First-day checklist:
.cursorrulesfile in place- Codebase index complete
- One real task done with Composer
- Model preference set (not just the default)
Gotchas you'll hit
Muscle memory takes a week. You'll reach for Copilot Chat's slash commands in Cursor's chat and feel briefly lost. It's a short adjustment.
Cursor is heavier. As a standalone Electron app, it uses more RAM than VS Code + a plugin. On a machine with 8GB RAM you'll notice it. 16GB is comfortable.
Billing model is different. Copilot Pro bills per seat with unlimited usage. Cursor Pro gives you a monthly credit budget for "fast" requests (premium models); after the limit, you drop to slower models or pay extra. For heavy users this matters. Check your usage in Cursor Settings > Usage.
Remote SSH and Dev Containers. Cursor supports both, but if your workflow is heavily container-based, test it before committing. A small percentage of dev container setups need config tweaks.
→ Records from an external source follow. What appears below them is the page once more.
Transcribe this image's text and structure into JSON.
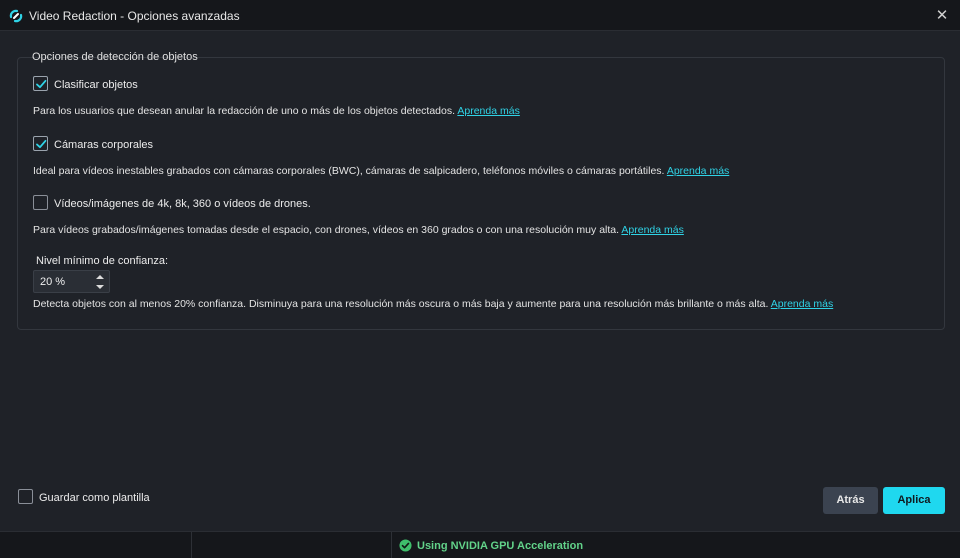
{
  "window": {
    "title": "Video Redaction - Opciones avanzadas",
    "close_icon": "close-icon",
    "app_icon": "app-logo-icon"
  },
  "detection": {
    "legend": "Opciones de detección de objetos",
    "classify": {
      "checked": true,
      "label": "Clasificar objetos",
      "description": "Para los usuarios que desean anular la redacción de uno o más de los objetos detectados.",
      "link": "Aprenda más"
    },
    "body_cams": {
      "checked": true,
      "label": "Cámaras corporales",
      "description": "Ideal para vídeos inestables grabados con cámaras corporales (BWC), cámaras de salpicadero, teléfonos móviles o cámaras portátiles.",
      "link": "Aprenda más"
    },
    "hires": {
      "checked": false,
      "label": "Vídeos/imágenes de 4k, 8k, 360 o vídeos de drones.",
      "description": "Para vídeos grabados/imágenes tomadas desde el espacio, con drones, vídeos en 360 grados o con una resolución muy alta.",
      "link": "Aprenda más"
    },
    "confidence": {
      "label": "Nivel mínimo de confianza:",
      "value": "20 %",
      "description": "Detecta objetos con al menos 20% confianza. Disminuya para una resolución más oscura o más baja y aumente para una resolución más brillante o más alta.",
      "link": "Aprenda más"
    }
  },
  "footer": {
    "save_template": {
      "checked": false,
      "label": "Guardar como plantilla"
    },
    "back_label": "Atrás",
    "apply_label": "Aplica"
  },
  "status": {
    "gpu_text": "Using NVIDIA GPU Acceleration",
    "gpu_icon": "check-circle-icon"
  },
  "colors": {
    "accent": "#1fd8ef",
    "link": "#2fd3e6",
    "status_ok": "#62d38a",
    "background": "#1f2228"
  }
}
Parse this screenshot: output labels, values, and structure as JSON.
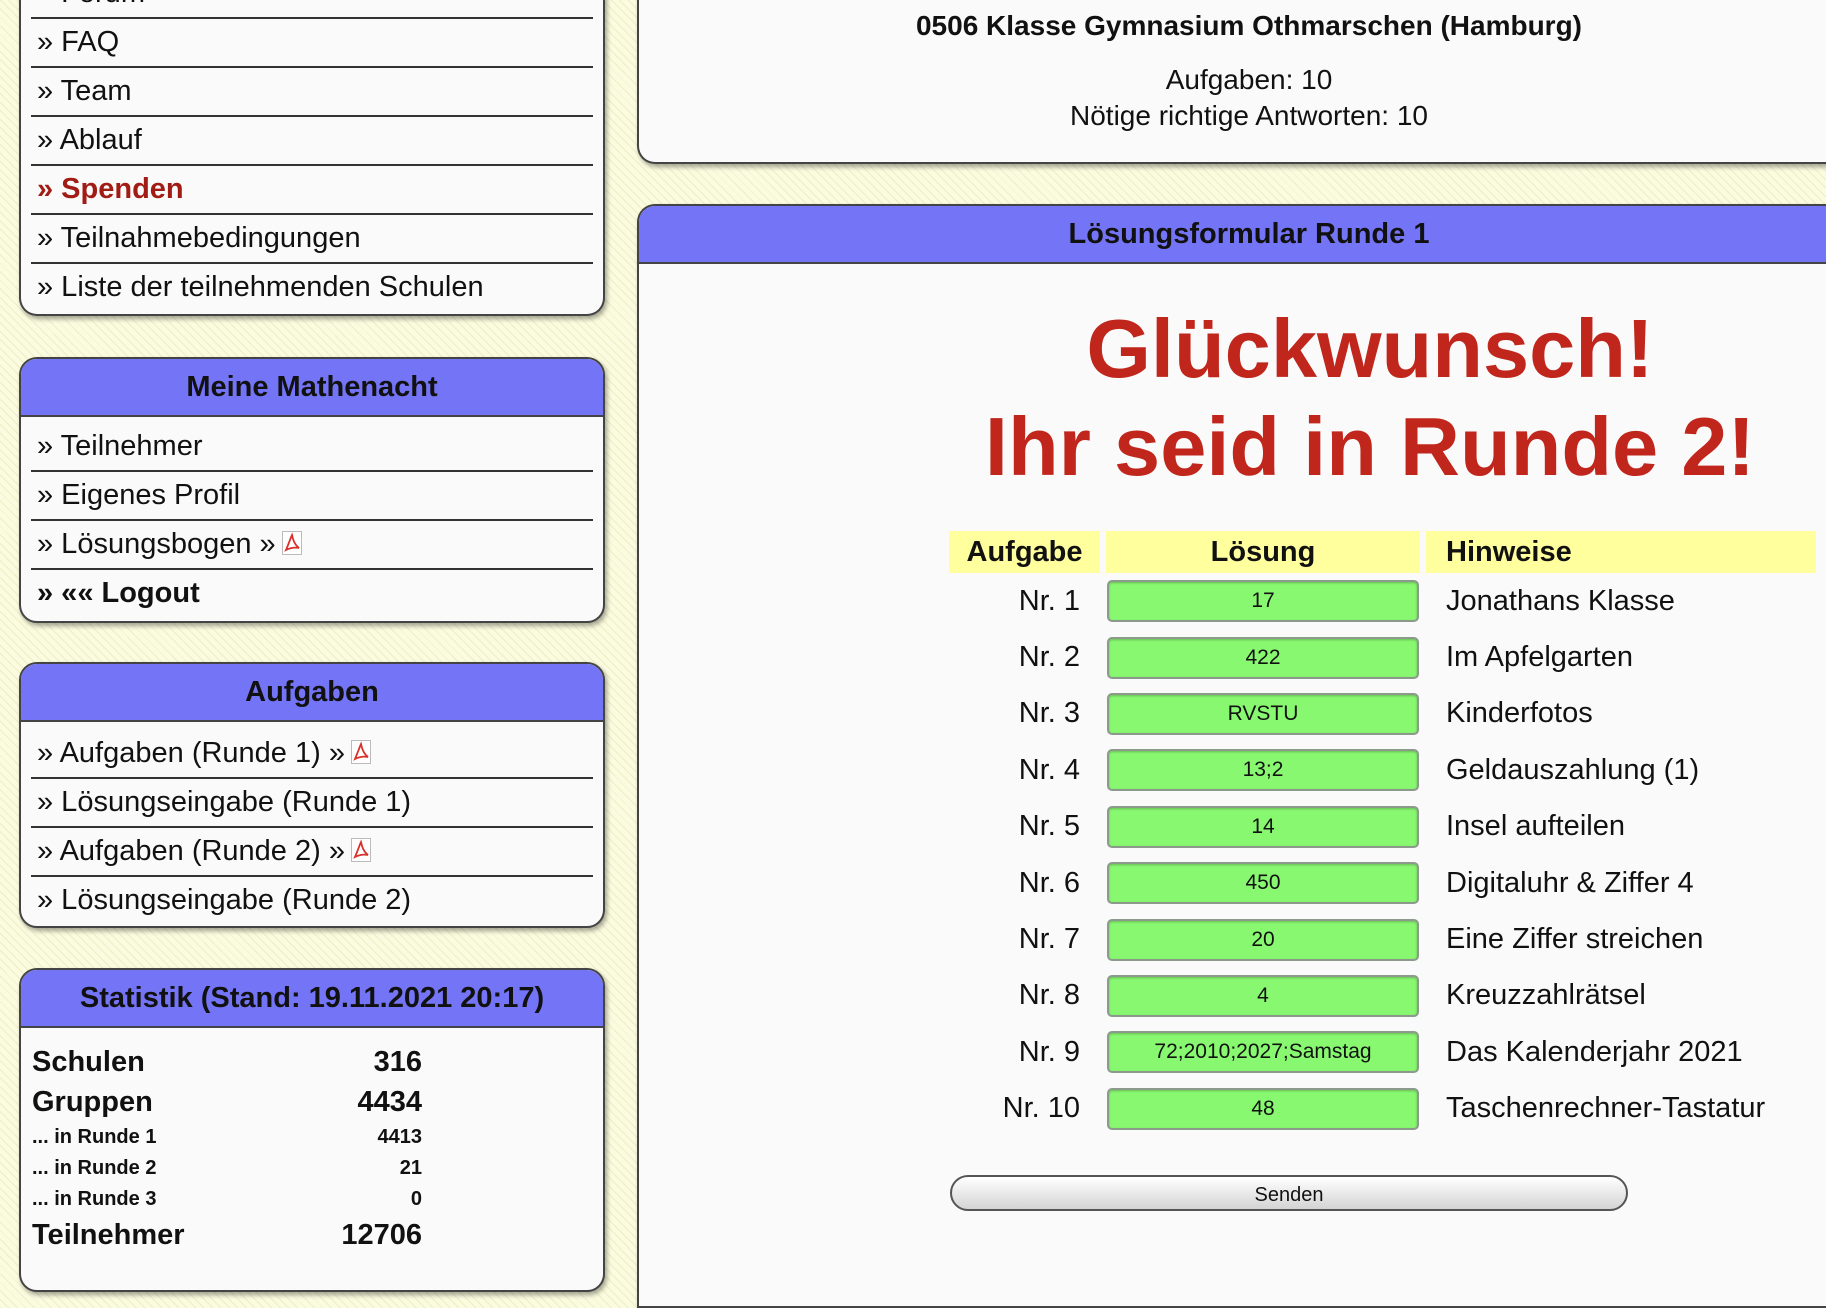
{
  "nav_top": {
    "items": [
      "» Forum",
      "» FAQ",
      "» Team",
      "» Ablauf",
      "» Spenden",
      "» Teilnahmebedingungen",
      "» Liste der teilnehmenden Schulen"
    ]
  },
  "meine": {
    "title": "Meine Mathenacht",
    "items": [
      "» Teilnehmer",
      "» Eigenes Profil",
      "» Lösungsbogen »",
      "» «« Logout"
    ]
  },
  "aufgaben": {
    "title": "Aufgaben",
    "items": [
      "» Aufgaben (Runde 1) »",
      "» Lösungseingabe (Runde 1)",
      "» Aufgaben (Runde 2) »",
      "» Lösungseingabe (Runde 2)"
    ]
  },
  "statistik": {
    "title": "Statistik (Stand: 19.11.2021 20:17)",
    "rows": [
      {
        "label": "Schulen",
        "value": "316"
      },
      {
        "label": "Gruppen",
        "value": "4434"
      },
      {
        "label": "... in Runde 1",
        "value": "4413"
      },
      {
        "label": "... in Runde 2",
        "value": "21"
      },
      {
        "label": "... in Runde 3",
        "value": "0"
      },
      {
        "label": "Teilnehmer",
        "value": "12706"
      }
    ]
  },
  "info": {
    "class_name": "0506 Klasse Gymnasium Othmarschen (Hamburg)",
    "aufgaben": "Aufgaben: 10",
    "noetig": "Nötige richtige Antworten: 10"
  },
  "form": {
    "title": "Lösungsformular Runde 1",
    "congrats_line1": "Glückwunsch!",
    "congrats_line2": "Ihr seid in Runde 2!",
    "headers": {
      "aufgabe": "Aufgabe",
      "loesung": "Lösung",
      "hinweise": "Hinweise"
    },
    "rows": [
      {
        "nr": "Nr. 1",
        "answer": "17",
        "hint": "Jonathans Klasse"
      },
      {
        "nr": "Nr. 2",
        "answer": "422",
        "hint": "Im Apfelgarten"
      },
      {
        "nr": "Nr. 3",
        "answer": "RVSTU",
        "hint": "Kinderfotos"
      },
      {
        "nr": "Nr. 4",
        "answer": "13;2",
        "hint": "Geldauszahlung (1)"
      },
      {
        "nr": "Nr. 5",
        "answer": "14",
        "hint": "Insel aufteilen"
      },
      {
        "nr": "Nr. 6",
        "answer": "450",
        "hint": "Digitaluhr & Ziffer 4"
      },
      {
        "nr": "Nr. 7",
        "answer": "20",
        "hint": "Eine Ziffer streichen"
      },
      {
        "nr": "Nr. 8",
        "answer": "4",
        "hint": "Kreuzzahlrätsel"
      },
      {
        "nr": "Nr. 9",
        "answer": "72;2010;2027;Samstag",
        "hint": "Das Kalenderjahr 2021"
      },
      {
        "nr": "Nr. 10",
        "answer": "48",
        "hint": "Taschenrechner-Tastatur"
      }
    ],
    "submit_label": "Senden"
  },
  "colors": {
    "header_blue": "#7474f6",
    "correct_green": "#88f870",
    "congrats_red": "#c0261c",
    "highlight_red": "#a11c14",
    "table_head_yellow": "#ffff9e"
  },
  "icons": {
    "pdf": "pdf-icon"
  }
}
.cursorrules is per-repo. There's no global equivalent of GitHub's org-level Copilot instructions within Cursor. You can keep a template .cursorrules in a dotfiles repo and copy it in.
Copilot's GitHub integration. Copilot can see your PRs, issues, and Actions context when you use it from github.com. Cursor doesn't integrate with GitHub at that level. If you relied on that, you'll lose it.
When NOT to switch
Stick with GitHub Copilot if:
- You're on JetBrains IDEs. Cursor is VS Code only.
- Your team uses Copilot Business for centralized policy, usage tracking, and GitHub org integration. Cursor doesn't have an equivalent enterprise administration layer.
- You mainly write in isolated files and the autocomplete quality is good enough. The overhead of Cursor's deeper features isn't justified for simple editing tasks.
- You're on a low-RAM machine (8GB or less). Cursor is noticeably heavier.
- Your org requires all AI tools to be explicitly approved, and that process is slow. Copilot is already approved most places.
Cursor earns the switch when your work regularly involves multi-file changes, refactors, or questions that need project-wide context to answer correctly.
The migration itself takes an afternoon. Port .cursorrules, let the codebase index, try Composer on something real. Most developers who do that don't go back. The ones who do are usually on JetBrains or working in codebases where Copilot's GitHub integration is actually load-bearing. Know which category you're in before you cancel anything.